WASHINGTON — Rain that did not go away helped last month win the title of being the fourth-wettest July on record for the D.C. area. And, last May was also very wet and very hot.
The deluge has posed some challenges this year for grapes growing in Virginia, since vines do best under dry conditions. So, how have area wineries faced all that drizzle and sizzle?
Brian Roeder, owner Barrel Oak Winery in Delaplane, admitted that this year has been tough overall.
“The last time we really had a rough season was 2011. This probably is the second worst season we’ve had since we went into business back in 2008,” he said.
Too much water brings the risk of spoilage and could affect the flavors in the grape, but Roeder said Virginia growers have best practices that drier states, such as California, may not have to follow.
For starters, he said there’s “a lot more canopy management to begin with.” At his vineyard, Roeder said they’ve been working hard to reduce the amount of foliage on the vines.
At Casanel Vineyards and Winery in Leesburg, winemaker and vineyard manager Katie Henley said it hasn’t been all sour grapes, even though she admitted that this year has been one of the wettest years on record for the vineyard.
“All that means is we really have to be on top of things in the vineyard with sprays, and manually hedging, and making sure the fruit looks good, and it’s clean. It’s been a little troubling,” she said.
Growers in Virginia “really are battling all of the elements,” Henley added. Vineyards have to watch out for the region’s humidity, which can promote mold and fungus growth, and the general amount of water that gets dumped on them.
Alexandria Scadden, events coordinator at The Winery at La Grange in Haymarket, added that since grapes are largely pollinated by wind, the rain earlier in the season would wash away the pollen, which left a number of incomplete clusters.
But, the Haymarket vineyard has been spraying for mold and mildew issues, and also has a canopy management plan.
Scadden is still optimistic for a good harvest, adding, “As long as we have a nice dry harvest season, September, October, we should be all right. But, yes, the rain will start to mess with the sugar content of the grapes as well as the acid.”
Henley echoes the sentiment. “The big hope is that it dries up,” she said.
And though temptation is there to bring in fruit from out of state, Henley said part of her vineyard’s ethos is to rely fully on Virginia fruit. “We also purchase fruit from neighboring vineyards in the area. So my wines, my vintages, are very indicative of the land here in Virginia,” she said.

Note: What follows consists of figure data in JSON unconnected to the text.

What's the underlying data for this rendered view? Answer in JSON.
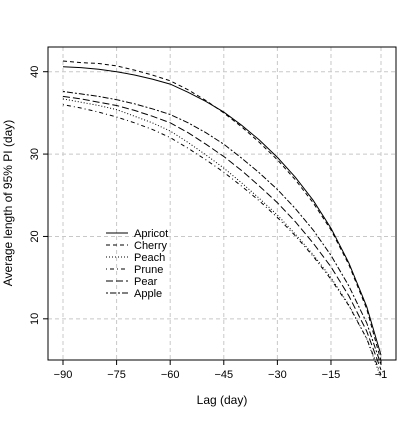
{
  "chart_data": {
    "type": "line",
    "title": "",
    "xlabel": "Lag (day)",
    "ylabel": "Average length of 95% PI (day)",
    "xlim": [
      -90,
      -1
    ],
    "ylim": [
      5,
      43
    ],
    "xticks": [
      -90,
      -75,
      -60,
      -45,
      -30,
      -15,
      -1
    ],
    "xtick_labels": [
      "−90",
      "−75",
      "−60",
      "−45",
      "−30",
      "−15",
      "−1"
    ],
    "yticks": [
      10,
      20,
      30,
      40
    ],
    "ytick_labels": [
      "10",
      "20",
      "30",
      "40"
    ],
    "grid": true,
    "legend_position": "lower-left",
    "x": [
      -90,
      -85,
      -80,
      -75,
      -70,
      -65,
      -60,
      -55,
      -50,
      -45,
      -40,
      -35,
      -30,
      -25,
      -20,
      -15,
      -10,
      -5,
      -1
    ],
    "series": [
      {
        "name": "Apricot",
        "dash": "solid",
        "values": [
          40.6,
          40.5,
          40.3,
          40.0,
          39.6,
          39.1,
          38.5,
          37.5,
          36.4,
          35.1,
          33.5,
          31.7,
          29.6,
          27.2,
          24.4,
          21.0,
          16.8,
          11.5,
          5.6
        ]
      },
      {
        "name": "Cherry",
        "dash": "dashed",
        "values": [
          41.3,
          41.1,
          41.0,
          40.7,
          40.2,
          39.6,
          38.9,
          37.8,
          36.5,
          35.0,
          33.3,
          31.4,
          29.3,
          26.9,
          24.1,
          20.8,
          16.6,
          11.2,
          4.9
        ]
      },
      {
        "name": "Peach",
        "dash": "dotted",
        "values": [
          36.7,
          36.3,
          35.9,
          35.4,
          34.6,
          33.8,
          32.8,
          31.4,
          29.9,
          28.3,
          26.5,
          24.6,
          22.6,
          20.3,
          17.8,
          15.0,
          11.7,
          7.6,
          2.8
        ]
      },
      {
        "name": "Prune",
        "dash": "dotdash",
        "values": [
          36.0,
          35.6,
          35.1,
          34.5,
          33.8,
          33.0,
          32.0,
          30.7,
          29.3,
          27.8,
          26.1,
          24.3,
          22.3,
          20.1,
          17.6,
          14.8,
          11.6,
          7.6,
          3.2
        ]
      },
      {
        "name": "Pear",
        "dash": "longdash",
        "values": [
          37.0,
          36.7,
          36.3,
          35.9,
          35.3,
          34.6,
          33.8,
          32.6,
          31.2,
          29.7,
          28.0,
          26.1,
          24.1,
          21.8,
          19.2,
          16.3,
          12.8,
          8.5,
          3.8
        ]
      },
      {
        "name": "Apple",
        "dash": "twodash",
        "values": [
          37.6,
          37.3,
          37.0,
          36.6,
          36.1,
          35.5,
          34.8,
          33.8,
          32.6,
          31.2,
          29.5,
          27.7,
          25.7,
          23.4,
          20.8,
          17.7,
          14.0,
          9.5,
          4.4
        ]
      }
    ]
  }
}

Henley’s goal continues to be making wines that are unique to Virginia. “Creating a Virginia wine is a unique opportunity to show the world that yes, it’s tough to grow here on the East Coast,” she said.
“But, when everything clicks, and there’s dryness, and not as much humidity, years like 2010, 2007, 2014, you can make some really beautifully expressive wines that do stand up nationally and internationally,” Henley added.
“This is not going to be a great year for Virginia wine,” Roeder said, but added that those who already know how to make good wines will be able to make good wines.
It’s just that great wines may not be in the forecast this year.